Far right wing of GOP misunderstands Clinton ON POLITICS

JACK GERMOND & JULES WITCOVER

February 23, 1993|By JACK GERMOND & JULES WITCOVER

WASHINGTON -- The leaders of the far right are trying to convince themselves that the election of Democrat Bill Clinton to the presidency may have been the best thing that ever happened to them because it has brought them together.

With the ouster of George Bush, whom they never trusted anyway, the theory goes, the conservatives now can offer American voters what might be called -- as it was in Barry Goldwater's day a generation ago -- "a choice, not an echo."

It is a thesis that could retire the cup for whistling past the graveyard. It is based on a misreading both of the meaning of Clinton's victory and the nature and makeup of the conservative movement in American politics today.

This trumped-up optimism over Clinton in the White House makes an assumption that he is going to turn out to be another liberal of the Lyndon B. Johnson school. In fact, from what we have learned about Clinton so far, it is far more reasonable to expect him to try to broaden his appeal to the center of the spectrum to reach almost to the fringes of the far right. His particular targets will be the supporters of independent Ross Perot, whom no one would accuse of old-fashioned liberalism.

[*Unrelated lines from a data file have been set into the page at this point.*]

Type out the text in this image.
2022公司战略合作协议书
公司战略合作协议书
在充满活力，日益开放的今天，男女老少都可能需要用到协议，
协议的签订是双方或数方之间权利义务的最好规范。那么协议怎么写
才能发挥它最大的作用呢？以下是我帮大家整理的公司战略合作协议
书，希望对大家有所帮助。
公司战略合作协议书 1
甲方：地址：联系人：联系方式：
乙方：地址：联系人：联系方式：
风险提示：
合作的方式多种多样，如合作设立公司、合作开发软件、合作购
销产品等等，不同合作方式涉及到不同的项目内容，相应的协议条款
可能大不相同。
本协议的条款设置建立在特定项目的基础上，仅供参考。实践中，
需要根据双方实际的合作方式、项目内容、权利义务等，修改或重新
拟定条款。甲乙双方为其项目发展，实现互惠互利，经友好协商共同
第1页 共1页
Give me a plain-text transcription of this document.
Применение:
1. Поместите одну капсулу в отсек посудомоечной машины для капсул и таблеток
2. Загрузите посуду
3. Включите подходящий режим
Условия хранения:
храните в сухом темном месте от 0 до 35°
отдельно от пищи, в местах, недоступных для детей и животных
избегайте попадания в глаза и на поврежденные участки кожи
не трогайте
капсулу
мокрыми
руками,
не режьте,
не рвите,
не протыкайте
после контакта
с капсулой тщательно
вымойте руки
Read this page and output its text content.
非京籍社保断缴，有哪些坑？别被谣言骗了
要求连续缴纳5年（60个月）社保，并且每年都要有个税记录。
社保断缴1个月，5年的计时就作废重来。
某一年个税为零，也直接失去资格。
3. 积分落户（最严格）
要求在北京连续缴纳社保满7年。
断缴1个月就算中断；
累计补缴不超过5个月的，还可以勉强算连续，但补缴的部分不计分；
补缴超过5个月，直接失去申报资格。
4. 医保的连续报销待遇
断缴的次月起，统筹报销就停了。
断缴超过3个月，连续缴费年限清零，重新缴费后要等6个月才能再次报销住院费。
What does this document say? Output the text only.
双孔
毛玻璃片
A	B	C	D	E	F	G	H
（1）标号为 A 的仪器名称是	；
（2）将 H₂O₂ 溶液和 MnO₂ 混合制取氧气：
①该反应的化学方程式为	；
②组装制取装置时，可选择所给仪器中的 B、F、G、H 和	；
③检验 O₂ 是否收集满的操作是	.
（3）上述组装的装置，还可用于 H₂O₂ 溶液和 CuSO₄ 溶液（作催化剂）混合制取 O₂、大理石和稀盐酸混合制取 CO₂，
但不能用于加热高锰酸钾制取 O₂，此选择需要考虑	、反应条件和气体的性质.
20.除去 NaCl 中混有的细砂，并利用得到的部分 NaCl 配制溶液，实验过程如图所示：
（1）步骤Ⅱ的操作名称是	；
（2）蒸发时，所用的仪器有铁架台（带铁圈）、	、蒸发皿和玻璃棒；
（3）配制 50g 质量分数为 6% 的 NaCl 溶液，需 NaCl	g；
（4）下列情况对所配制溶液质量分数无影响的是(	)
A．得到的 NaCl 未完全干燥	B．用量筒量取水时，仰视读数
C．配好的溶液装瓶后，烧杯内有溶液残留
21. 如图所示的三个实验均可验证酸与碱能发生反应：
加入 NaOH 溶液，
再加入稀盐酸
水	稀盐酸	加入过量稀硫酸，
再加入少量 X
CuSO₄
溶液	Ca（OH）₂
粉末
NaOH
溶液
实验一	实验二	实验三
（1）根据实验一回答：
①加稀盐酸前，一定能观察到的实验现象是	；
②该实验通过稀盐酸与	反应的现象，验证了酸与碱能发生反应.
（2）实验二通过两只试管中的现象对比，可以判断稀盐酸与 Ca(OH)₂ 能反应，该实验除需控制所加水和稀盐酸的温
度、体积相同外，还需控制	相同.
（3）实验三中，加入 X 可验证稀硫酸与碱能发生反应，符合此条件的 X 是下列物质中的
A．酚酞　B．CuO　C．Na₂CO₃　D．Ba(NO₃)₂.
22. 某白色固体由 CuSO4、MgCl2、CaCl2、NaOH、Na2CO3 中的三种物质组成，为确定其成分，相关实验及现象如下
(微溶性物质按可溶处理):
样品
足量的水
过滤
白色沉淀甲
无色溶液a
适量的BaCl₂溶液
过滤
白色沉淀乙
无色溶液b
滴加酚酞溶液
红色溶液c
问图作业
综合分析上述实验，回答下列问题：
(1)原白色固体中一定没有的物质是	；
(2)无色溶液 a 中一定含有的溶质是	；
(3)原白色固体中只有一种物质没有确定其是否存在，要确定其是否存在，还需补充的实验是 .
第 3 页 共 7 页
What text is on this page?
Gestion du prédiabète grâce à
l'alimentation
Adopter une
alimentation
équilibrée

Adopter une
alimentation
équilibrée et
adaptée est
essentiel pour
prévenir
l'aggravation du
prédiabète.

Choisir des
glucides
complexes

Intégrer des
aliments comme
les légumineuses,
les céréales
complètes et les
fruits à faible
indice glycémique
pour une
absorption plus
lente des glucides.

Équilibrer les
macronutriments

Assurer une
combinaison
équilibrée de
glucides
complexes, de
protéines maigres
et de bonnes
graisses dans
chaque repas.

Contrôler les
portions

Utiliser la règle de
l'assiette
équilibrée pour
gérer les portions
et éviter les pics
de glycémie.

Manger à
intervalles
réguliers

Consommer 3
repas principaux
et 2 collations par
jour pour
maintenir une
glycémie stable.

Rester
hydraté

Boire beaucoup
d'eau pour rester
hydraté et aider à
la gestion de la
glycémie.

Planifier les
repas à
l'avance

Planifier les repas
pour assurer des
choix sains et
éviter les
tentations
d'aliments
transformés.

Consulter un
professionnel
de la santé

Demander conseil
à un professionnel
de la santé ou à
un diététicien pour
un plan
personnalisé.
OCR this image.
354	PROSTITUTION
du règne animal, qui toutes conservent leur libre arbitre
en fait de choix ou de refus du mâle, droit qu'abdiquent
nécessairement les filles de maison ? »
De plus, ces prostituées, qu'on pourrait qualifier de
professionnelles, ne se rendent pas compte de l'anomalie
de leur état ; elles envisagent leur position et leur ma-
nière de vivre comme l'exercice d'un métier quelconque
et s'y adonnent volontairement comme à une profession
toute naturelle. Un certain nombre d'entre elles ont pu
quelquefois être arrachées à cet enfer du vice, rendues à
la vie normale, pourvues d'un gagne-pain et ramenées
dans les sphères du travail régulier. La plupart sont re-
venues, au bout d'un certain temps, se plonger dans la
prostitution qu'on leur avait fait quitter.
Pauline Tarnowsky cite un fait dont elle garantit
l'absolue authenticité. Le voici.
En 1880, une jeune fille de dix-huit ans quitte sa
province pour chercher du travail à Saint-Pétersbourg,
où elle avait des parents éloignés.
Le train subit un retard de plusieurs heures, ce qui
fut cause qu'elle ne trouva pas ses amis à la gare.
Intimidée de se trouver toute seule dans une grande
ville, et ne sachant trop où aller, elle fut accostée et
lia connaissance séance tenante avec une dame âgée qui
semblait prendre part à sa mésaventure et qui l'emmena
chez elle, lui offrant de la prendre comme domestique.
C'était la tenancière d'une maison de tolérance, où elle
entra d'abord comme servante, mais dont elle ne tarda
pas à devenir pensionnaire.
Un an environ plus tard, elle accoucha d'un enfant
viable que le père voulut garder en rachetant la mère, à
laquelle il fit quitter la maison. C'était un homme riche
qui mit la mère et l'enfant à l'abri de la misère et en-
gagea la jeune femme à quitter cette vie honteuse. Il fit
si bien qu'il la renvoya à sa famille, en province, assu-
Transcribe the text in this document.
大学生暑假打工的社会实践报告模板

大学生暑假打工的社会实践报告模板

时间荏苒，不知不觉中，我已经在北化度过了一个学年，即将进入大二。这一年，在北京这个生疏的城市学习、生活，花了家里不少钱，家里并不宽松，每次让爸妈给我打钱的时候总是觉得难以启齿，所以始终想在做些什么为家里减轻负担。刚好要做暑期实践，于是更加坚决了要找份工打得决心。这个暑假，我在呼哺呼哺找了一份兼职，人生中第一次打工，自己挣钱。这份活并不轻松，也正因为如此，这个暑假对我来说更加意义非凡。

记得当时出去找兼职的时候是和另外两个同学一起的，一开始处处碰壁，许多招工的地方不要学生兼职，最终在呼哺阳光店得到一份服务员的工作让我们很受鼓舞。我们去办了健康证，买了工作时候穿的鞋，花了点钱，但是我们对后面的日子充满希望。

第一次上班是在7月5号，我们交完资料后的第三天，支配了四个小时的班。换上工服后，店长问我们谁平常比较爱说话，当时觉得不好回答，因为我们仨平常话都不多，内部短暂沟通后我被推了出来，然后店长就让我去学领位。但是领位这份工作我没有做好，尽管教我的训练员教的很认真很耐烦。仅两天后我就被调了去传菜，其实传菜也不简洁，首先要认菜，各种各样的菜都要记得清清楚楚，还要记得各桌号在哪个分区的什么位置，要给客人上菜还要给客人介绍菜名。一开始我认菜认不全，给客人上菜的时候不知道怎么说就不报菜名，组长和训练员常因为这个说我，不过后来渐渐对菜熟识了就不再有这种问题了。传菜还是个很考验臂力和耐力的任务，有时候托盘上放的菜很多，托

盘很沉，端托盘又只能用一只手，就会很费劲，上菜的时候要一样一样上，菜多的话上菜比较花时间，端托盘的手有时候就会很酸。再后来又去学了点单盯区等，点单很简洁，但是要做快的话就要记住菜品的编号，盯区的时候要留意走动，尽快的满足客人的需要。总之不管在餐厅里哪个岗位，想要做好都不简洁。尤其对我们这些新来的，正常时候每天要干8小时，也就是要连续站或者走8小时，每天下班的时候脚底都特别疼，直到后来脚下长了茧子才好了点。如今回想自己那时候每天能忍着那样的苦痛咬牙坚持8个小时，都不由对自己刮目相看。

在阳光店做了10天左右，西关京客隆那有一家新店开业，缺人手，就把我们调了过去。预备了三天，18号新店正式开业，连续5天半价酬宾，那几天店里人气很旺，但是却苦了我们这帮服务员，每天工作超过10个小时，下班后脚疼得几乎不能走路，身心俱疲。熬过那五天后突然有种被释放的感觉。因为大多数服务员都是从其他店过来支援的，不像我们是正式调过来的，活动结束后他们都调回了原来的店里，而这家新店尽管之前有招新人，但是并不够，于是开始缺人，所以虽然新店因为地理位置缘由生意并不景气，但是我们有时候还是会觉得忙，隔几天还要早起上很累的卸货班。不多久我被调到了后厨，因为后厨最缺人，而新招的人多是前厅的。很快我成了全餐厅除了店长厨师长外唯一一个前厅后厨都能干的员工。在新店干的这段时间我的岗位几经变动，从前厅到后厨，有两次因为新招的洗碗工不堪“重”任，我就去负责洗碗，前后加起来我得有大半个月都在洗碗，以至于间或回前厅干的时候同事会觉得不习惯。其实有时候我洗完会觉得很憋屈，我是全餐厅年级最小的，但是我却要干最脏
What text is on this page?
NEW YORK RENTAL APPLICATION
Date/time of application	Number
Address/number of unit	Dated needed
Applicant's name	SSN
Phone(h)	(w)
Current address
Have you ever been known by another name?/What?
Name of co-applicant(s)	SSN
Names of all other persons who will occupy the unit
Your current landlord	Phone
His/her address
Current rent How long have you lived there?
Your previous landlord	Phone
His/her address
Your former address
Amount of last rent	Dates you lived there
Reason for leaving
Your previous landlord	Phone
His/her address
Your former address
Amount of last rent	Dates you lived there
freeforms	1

But the most serious flaw in this thinking is that it ignores the reality about how the right wing defines itself these days. Except for the implacable opposition to higher taxes shared by all conservative blocs, the rightists are identified largely by their positions on social issues such as abortion rights and, lately at least, homosexual rights.

By contrast, based on the 1992 election results and on polls taken this year, the electorate clearly is focused instead on the necessity for fundamental restructuring of the economy, a workable and affordable health care system and improved schools. If there is widespread concern about the prayer amendment, it doesn't show up on the lists compiled by the poll-takers.

But the most devout conservatives within the Republican Party these days are in a position similar to that of the most extreme liberals in the Democratic Party a few years ago. They can exercise a veto power within their own party based on these social issues but they cannot use the same issues to broaden the party base and build a popular majority.

That is the why the most astute Republican professionals recognize that the abortion rights issue needs to be taken out of the political debate if the GOP is to have any hope of making another majority. The conservatives of Pat Robertson's Christian Coalition and the economic conservatives who have followed Jack Kemp are not enough in themselves to win general elections. But if traditional Republican conservatives are required to accept an absolute prohibition on abortion, too many of them are going to take a walk.

The social issues also fail these days in reaching the culturally conservative independents and "Reagan Democrats" without whom neither Ronald Reagan nor George Bush could have been elected -- and without whom Bill Clinton would not have been elected Nov. 3. With a supporter of the death penalty in the White House, they can now concentrate on whether they and their children are going to have jobs, a college education and health insurance.

The conservative rationalizations of the moment also fail to recognize the potential for division in the contest for the 1996 nomination. The nominal favorite right now is Jack Kemp, who is "right" on the abortion issue but makes some cultural conservatives uneasy with his insistence on broadening the base of the Republican Party by reaching out to black voters.

And he is going to face stiff opposition on his continuing devotion to supply-side economics from, among others, former Secretary of Defense Dick Cheney and perhaps on other issues from Lamar Alexander, former governor of Tennessee and former secretary of education. And none of those likely candidates may be as satisfying to the Christian Coalition Republicans as that quintessential champion of "family values," former Vice President Dan Quayle.

The conservatives may be talking themselves into the notion that it's a great advantage to them to be able to demonize Bill Clinton. But they will be kidding themselves if they think they don't have serious problems of their own.